The objective of this document is to examine all the above indices and to propose a logical, stable, unique and linear index for evaluating model performance. When the value of the RMS is standardized by the average measurement, the dispersal index (SI) is sometimes called (Zambresky 1989). When the value of the RMS is standardized by a certain measure used for the propulsion of a model, it is sometimes referred to as “OPI” (Ris et al. 1999). OpI, for example, can be used to provide an estimate of the power of a tree-level transformation model inside the water based on the height of the swell measured at sea. While for simulation year 1, “monstrously simulated” values are omitted from the calculation, differentiated statistical indicators – average error (ME), absolute average error (MAE), fumigation defects (RMSE) and relative errors (RMSE) have decreased compared to those with “extremely simulated values”; It makes sense. Efficiency-based indicators – ENS or ELG, ELM, agreement index d and new agreement index d; But they should be increased. Similar behaviours are also observed for year 2. Willmott et al. (2011) proposed a new index, dr, and they compared the dr to “mean absolute error (MAE) ” recordings that vary logically with MAE. However, this should be compared to an average absolute relative error, as MAE may vary with different samples/data sets, while the “average absolute relative error” value may be the same (i.e., there is no change in the relative model). In this study, the dr index does not follow the logical trend within a given data set, as in Table 2 (combined analysis); and also ambiguously between different sets (1st year and data combined) – with a PMARE value.

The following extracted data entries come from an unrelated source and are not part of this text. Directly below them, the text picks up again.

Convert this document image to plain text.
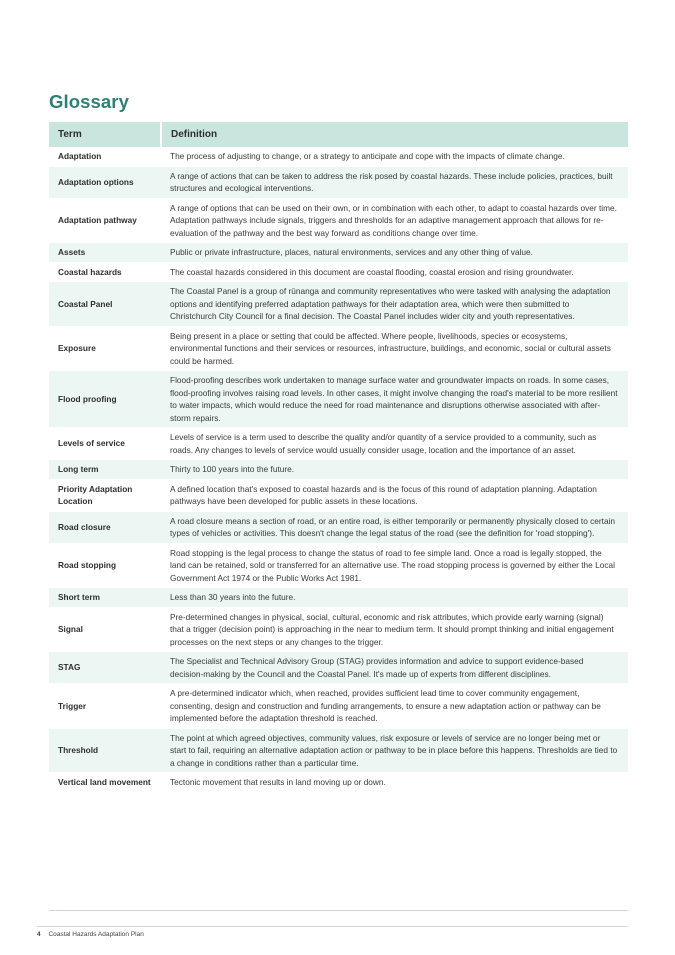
Glossary
Term	Definition
Adaptation	The process of adjusting to change, or a strategy to anticipate and cope with the impacts of climate change.
Adaptation options	A range of actions that can be taken to address the risk posed by coastal hazards. These include policies, practices, built structures and ecological interventions.
Adaptation pathway	A range of options that can be used on their own, or in combination with each other, to adapt to coastal hazards over time. Adaptation pathways include signals, triggers and thresholds for an adaptive management approach that allows for re-evaluation of the pathway and the best way forward as conditions change over time.
Assets	Public or private infrastructure, places, natural environments, services and any other thing of value.
Coastal hazards	The coastal hazards considered in this document are coastal flooding, coastal erosion and rising groundwater.
Coastal Panel	The Coastal Panel is a group of rūnanga and community representatives who were tasked with analysing the adaptation options and identifying preferred adaptation pathways for their adaptation area, which were then submitted to Christchurch City Council for a final decision. The Coastal Panel includes wider city and youth representatives.
Exposure	Being present in a place or setting that could be affected. Where people, livelihoods, species or ecosystems, environmental functions and their services or resources, infrastructure, buildings, and economic, social or cultural assets could be harmed.
Flood proofing	Flood-proofing describes work undertaken to manage surface water and groundwater impacts on roads. In some cases, flood-proofing involves raising road levels. In other cases, it might involve changing the road's material to be more resilient to water impacts, which would reduce the need for road maintenance and disruptions otherwise associated with after-storm repairs.
Levels of service	Levels of service is a term used to describe the quality and/or quantity of a service provided to a community, such as roads. Any changes to levels of service would usually consider usage, location and the importance of an asset.
Long term	Thirty to 100 years into the future.
Priority Adaptation Location	A defined location that's exposed to coastal hazards and is the focus of this round of adaptation planning. Adaptation pathways have been developed for public assets in these locations.
Road closure	A road closure means a section of road, or an entire road, is either temporarily or permanently physically closed to certain types of vehicles or activities. This doesn't change the legal status of the road (see the definition for 'road stopping').
Road stopping	Road stopping is the legal process to change the status of road to fee simple land. Once a road is legally stopped, the land can be retained, sold or transferred for an alternative use. The road stopping process is governed by either the Local Government Act 1974 or the Public Works Act 1981.
Short term	Less than 30 years into the future.
Signal	Pre-determined changes in physical, social, cultural, economic and risk attributes, which provide early warning (signal) that a trigger (decision point) is approaching in the near to medium term. It should prompt thinking and initial engagement processes on the next steps or any changes to the trigger.
STAG	The Specialist and Technical Advisory Group (STAG) provides information and advice to support evidence-based decision-making by the Council and the Coastal Panel. It's made up of experts from different disciplines.
Trigger	A pre-determined indicator which, when reached, provides sufficient lead time to cover community engagement, consenting, design and construction and funding arrangements, to ensure a new adaptation action or pathway can be implemented before the adaptation threshold is reached.
Threshold	The point at which agreed objectives, community values, risk exposure or levels of service are no longer being met or start to fail, requiring an alternative adaptation action or pathway to be in place before this happens. Thresholds are tied to a change in conditions rather than a particular time.
Vertical land movement	Tectonic movement that results in land moving up or down.
4 Coastal Hazards Adaptation Plan
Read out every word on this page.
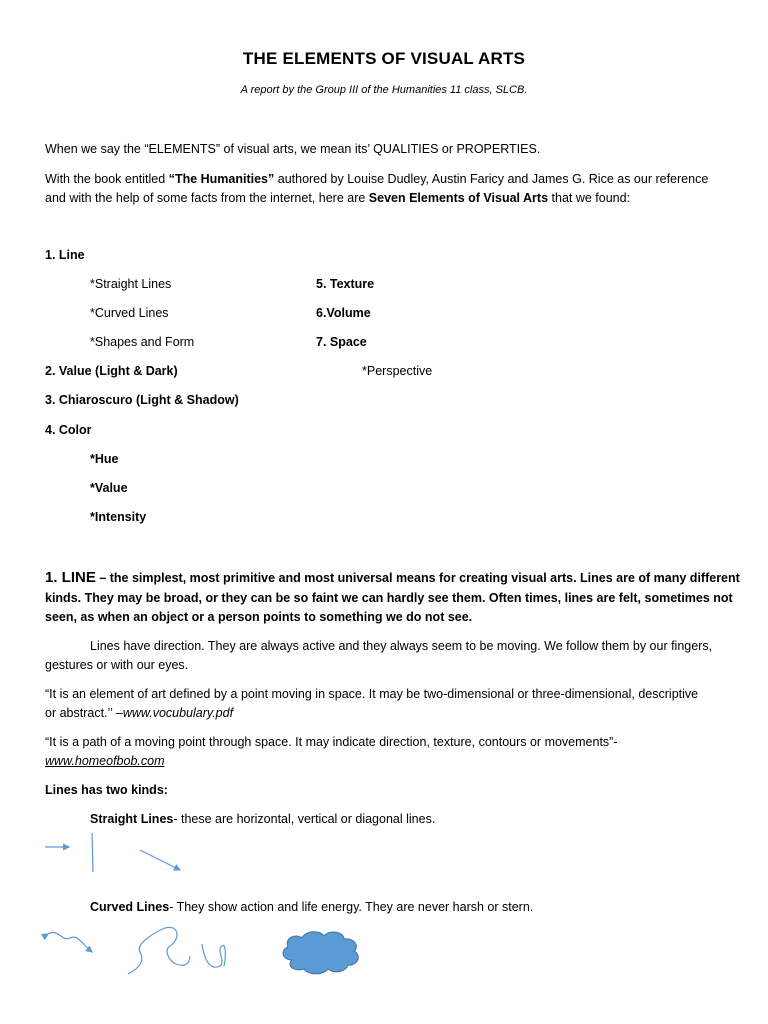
THE ELEMENTS OF VISUAL ARTS
A report by the Group III of the Humanities 11 class, SLCB.
When we say the “ELEMENTS” of visual arts, we mean its’ QUALITIES or PROPERTIES.
With the book entitled “The Humanities” authored by Louise Dudley, Austin Faricy and James G. Rice as our reference
and with the help of some facts from the internet, here are Seven Elements of Visual Arts that we found:
1. Line
*Straight Lines
*Curved Lines
*Shapes and Form
2. Value (Light & Dark)
3. Chiaroscuro (Light & Shadow)
4. Color
*Hue
*Value
*Intensity
5. Texture
6.Volume
7. Space
*Perspective
1. LINE – the simplest, most primitive and most universal means for creating visual arts. Lines are of many different
kinds. They may be broad, or they can be so faint we can hardly see them. Often times, lines are felt, sometimes not
seen, as when an object or a person points to something we do not see.
Lines have direction. They are always active and they always seem to be moving. We follow them by our fingers,
gestures or with our eyes.
“It is an element of art defined by a point moving in space. It may be two-dimensional or three-dimensional, descriptive
or abstract.’’ –www.vocubulary.pdf
“It is a path of a moving point through space. It may indicate direction, texture, contours or movements”-
www.homeofbob.com
Lines has two kinds:
Straight Lines- these are horizontal, vertical or diagonal lines.
Curved Lines- They show action and life energy. They are never harsh or stern.
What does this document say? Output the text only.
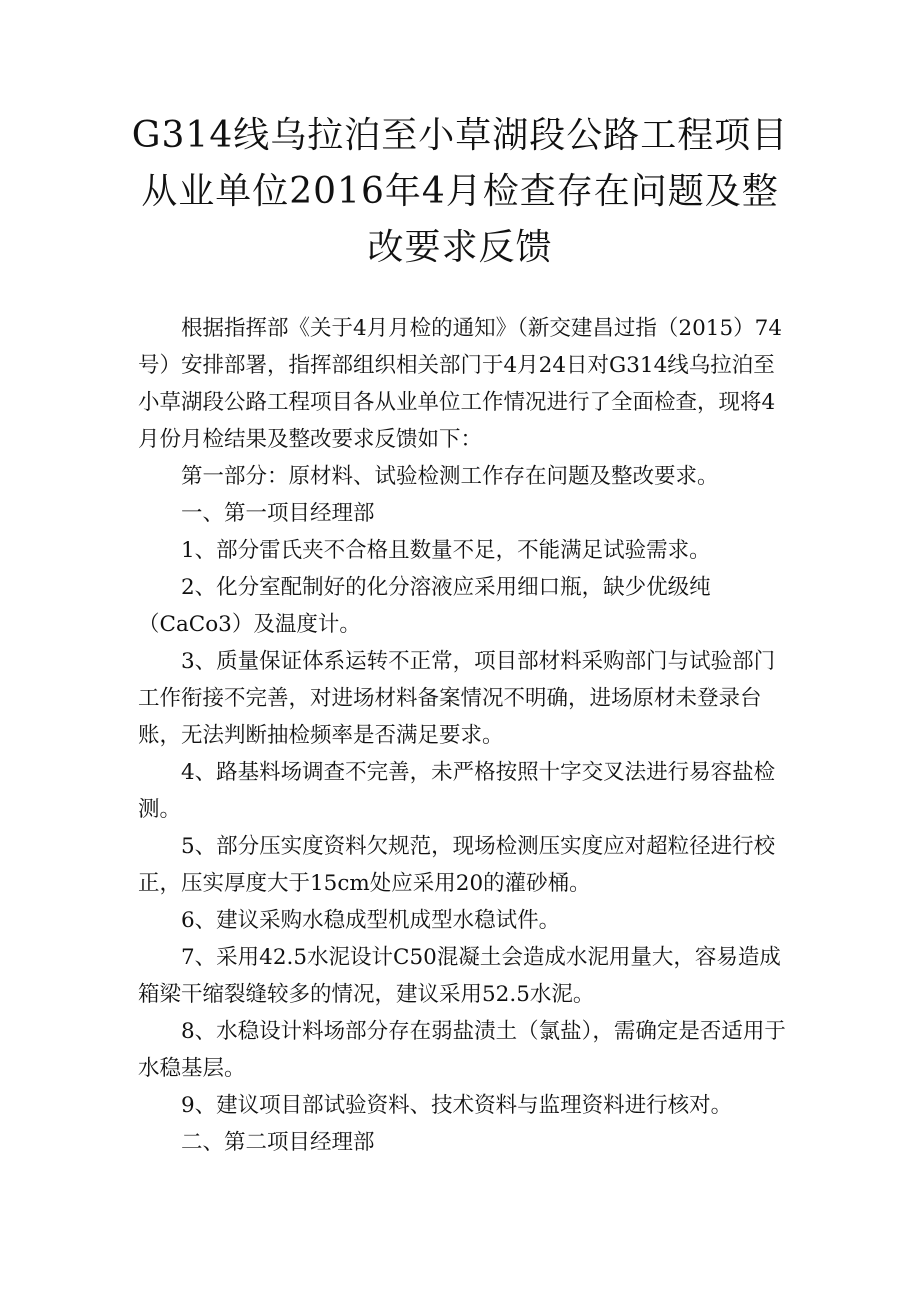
G314线乌拉泊至小草湖段公路工程项目从业单位2016年4月检查存在问题及整改要求反馈

根据指挥部《关于4月月检的通知》（新交建昌过指（2015）74号）安排部署，指挥部组织相关部门于4月24日对G314线乌拉泊至小草湖段公路工程项目各从业单位工作情况进行了全面检查，现将4月份月检结果及整改要求反馈如下：

第一部分：原材料、试验检测工作存在问题及整改要求。

一、第一项目经理部

1、部分雷氏夹不合格且数量不足，不能满足试验需求。

2、化分室配制好的化分溶液应采用细口瓶，缺少优级纯（CaCo3）及温度计。

3、质量保证体系运转不正常，项目部材料采购部门与试验部门工作衔接不完善，对进场材料备案情况不明确，进场原材未登录台账，无法判断抽检频率是否满足要求。

4、路基料场调查不完善，未严格按照十字交叉法进行易容盐检测。

5、部分压实度资料欠规范，现场检测压实度应对超粒径进行校正，压实厚度大于15cm处应采用20的灌砂桶。

6、建议采购水稳成型机成型水稳试件。

7、采用42.5水泥设计C50混凝土会造成水泥用量大，容易造成箱梁干缩裂缝较多的情况，建议采用52.5水泥。

8、水稳设计料场部分存在弱盐渍土（氯盐），需确定是否适用于水稳基层。

9、建议项目部试验资料、技术资料与监理资料进行核对。

二、第二项目经理部
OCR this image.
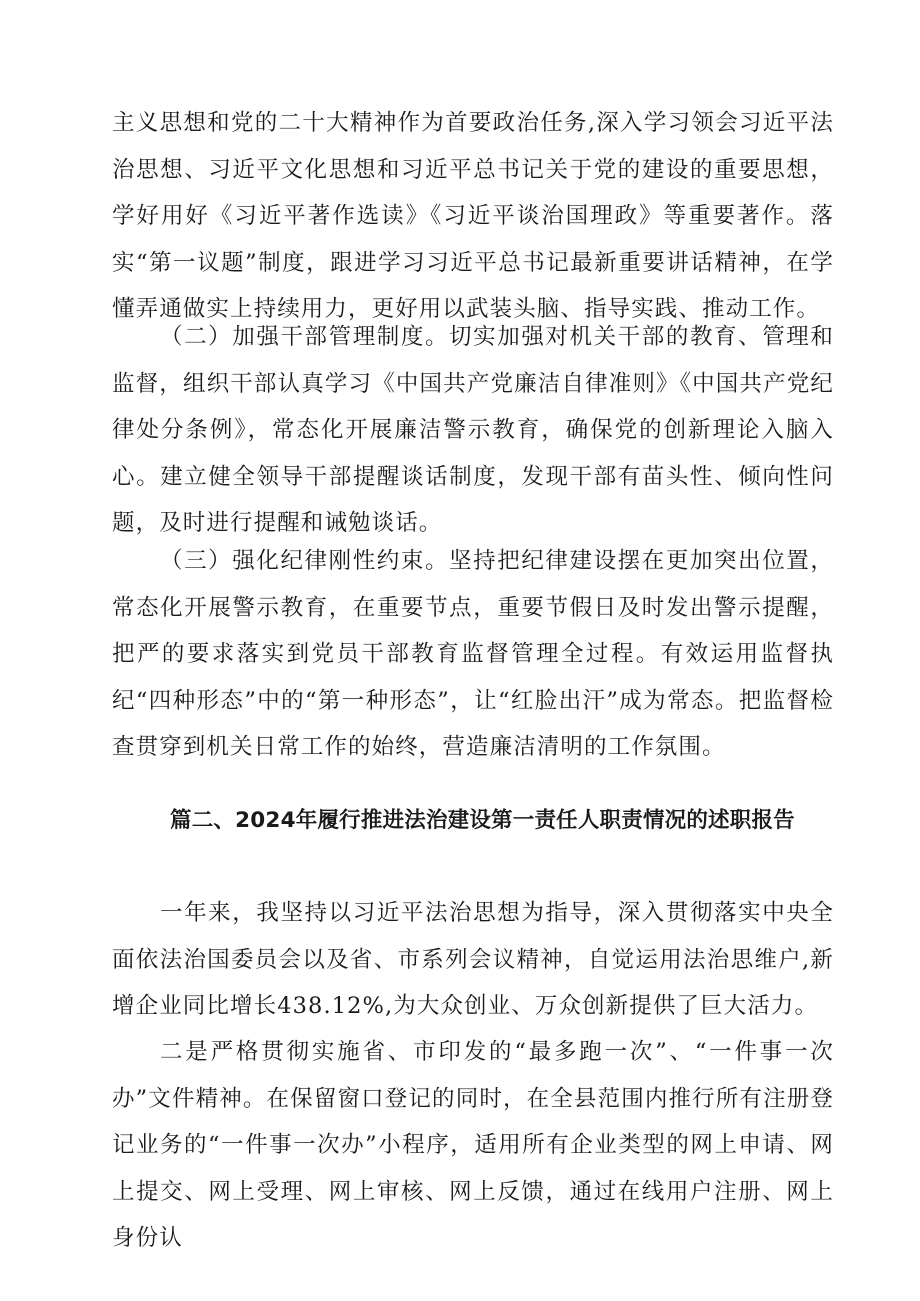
主义思想和党的二十大精神作为首要政治任务,深入学习领会习近平法治思想、习近平文化思想和习近平总书记关于党的建设的重要思想，学好用好《习近平著作选读》《习近平谈治国理政》等重要著作。落实“第一议题”制度，跟进学习习近平总书记最新重要讲话精神，在学懂弄通做实上持续用力，更好用以武装头脑、指导实践、推动工作。

（二）加强干部管理制度。切实加强对机关干部的教育、管理和监督，组织干部认真学习《中国共产党廉洁自律准则》《中国共产党纪律处分条例》，常态化开展廉洁警示教育，确保党的创新理论入脑入心。建立健全领导干部提醒谈话制度，发现干部有苗头性、倾向性问题，及时进行提醒和诫勉谈话。

（三）强化纪律刚性约束。坚持把纪律建设摆在更加突出位置，常态化开展警示教育，在重要节点，重要节假日及时发出警示提醒，把严的要求落实到党员干部教育监督管理全过程。有效运用监督执纪“四种形态”中的“第一种形态”，让“红脸出汗”成为常态。把监督检查贯穿到机关日常工作的始终，营造廉洁清明的工作氛围。

篇二、2024年履行推进法治建设第一责任人职责情况的述职报告

一年来，我坚持以习近平法治思想为指导，深入贯彻落实中央全面依法治国委员会以及省、市系列会议精神，自觉运用法治思维户,新增企业同比增长438.12%,为大众创业、万众创新提供了巨大活力。

二是严格贯彻实施省、市印发的“最多跑一次”、“一件事一次办”文件精神。在保留窗口登记的同时，在全县范围内推行所有注册登记业务的“一件事一次办”小程序，适用所有企业类型的网上申请、网上提交、网上受理、网上审核、网上反馈，通过在线用户注册、网上身份认
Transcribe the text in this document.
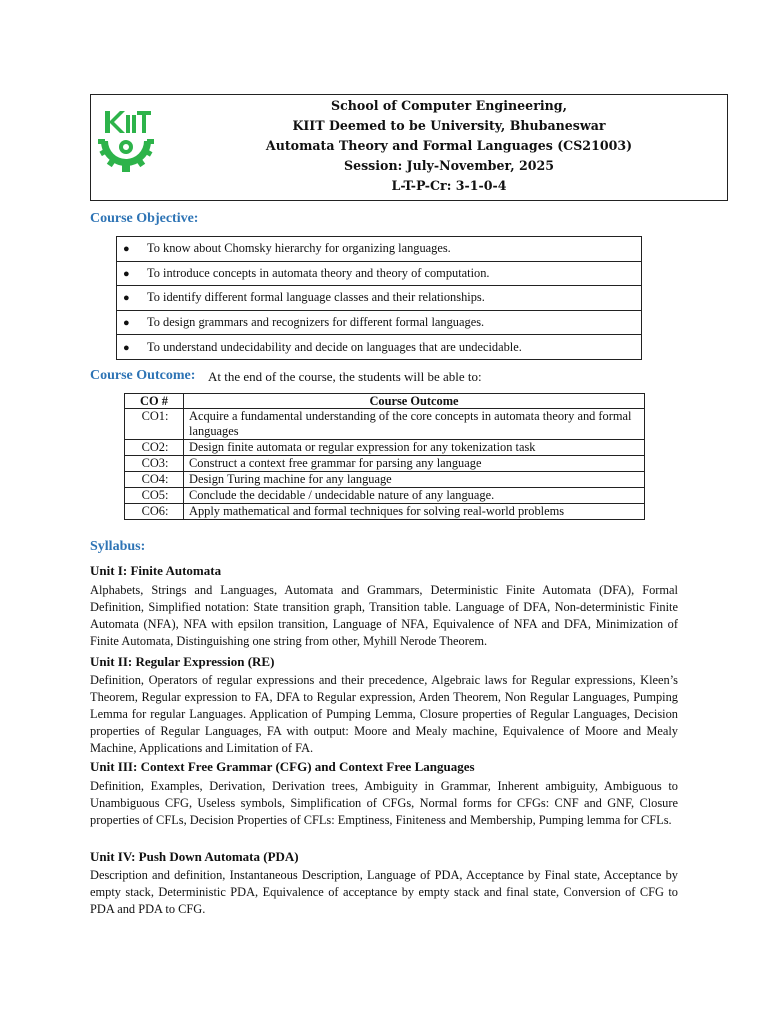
School of Computer Engineering,
KIIT Deemed to be University, Bhubaneswar
Automata Theory and Formal Languages (CS21003)
Session: July-November, 2025
L-T-P-Cr: 3-1-0-4
Course Objective:
● To know about Chomsky hierarchy for organizing languages.
● To introduce concepts in automata theory and theory of computation.
● To identify different formal language classes and their relationships.
● To design grammars and recognizers for different formal languages.
● To understand undecidability and decide on languages that are undecidable.
Course Outcome: At the end of the course, the students will be able to:
CO #	Course Outcome
CO1:	Acquire a fundamental understanding of the core concepts in automata theory and formal languages
CO2:	Design finite automata or regular expression for any tokenization task
CO3:	Construct a context free grammar for parsing any language
CO4:	Design Turing machine for any language
CO5:	Conclude the decidable / undecidable nature of any language.
CO6:	Apply mathematical and formal techniques for solving real-world problems
Syllabus:
Unit I: Finite Automata

Alphabets, Strings and Languages, Automata and Grammars, Deterministic Finite Automata (DFA), Formal Definition, Simplified notation: State transition graph, Transition table. Language of DFA, Non-deterministic Finite Automata (NFA), NFA with epsilon transition, Language of NFA, Equivalence of NFA and DFA, Minimization of Finite Automata, Distinguishing one string from other, Myhill Nerode Theorem.

Unit II: Regular Expression (RE)

Definition, Operators of regular expressions and their precedence, Algebraic laws for Regular expressions, Kleen’s Theorem, Regular expression to FA, DFA to Regular expression, Arden Theorem, Non Regular Languages, Pumping Lemma for regular Languages. Application of Pumping Lemma, Closure properties of Regular Languages, Decision properties of Regular Languages, FA with output: Moore and Mealy machine, Equivalence of Moore and Mealy Machine, Applications and Limitation of FA.

Unit III: Context Free Grammar (CFG) and Context Free Languages

Definition, Examples, Derivation, Derivation trees, Ambiguity in Grammar, Inherent ambiguity, Ambiguous to Unambiguous CFG, Useless symbols, Simplification of CFGs, Normal forms for CFGs: CNF and GNF, Closure properties of CFLs, Decision Properties of CFLs: Emptiness, Finiteness and Membership, Pumping lemma for CFLs.

Unit IV: Push Down Automata (PDA)

Description and definition, Instantaneous Description, Language of PDA, Acceptance by Final state, Acceptance by empty stack, Deterministic PDA, Equivalence of acceptance by empty stack and final state, Conversion of CFG to PDA and PDA to CFG.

Similar inconsistencies are also observed for random records (Table 4, 1 . . . 3. Recordings – with PMARE). Like the RMSE, smaller MAE values indicate a better match between measured and calculated values. The refined Willmott et al. index (2011) (dr) can be written as the agreement index (d) developed by Willmott (1981) as a standardized measure of the degree of modelling error and varies between 0 and 1. Value 1 gives a perfect match, and 0 gives no match at all (Willmott, 1981). The graphic method gives the overview and the actual picture, while the different indices give quantitative indicators. The diagnosis that can be made from the diagram must be supported by quantitative measures.

The indices should also be consistent in their results. Otherwise, the corresponding quantitative index is not suitable for comparing models and should be abundant from the measure of model performance.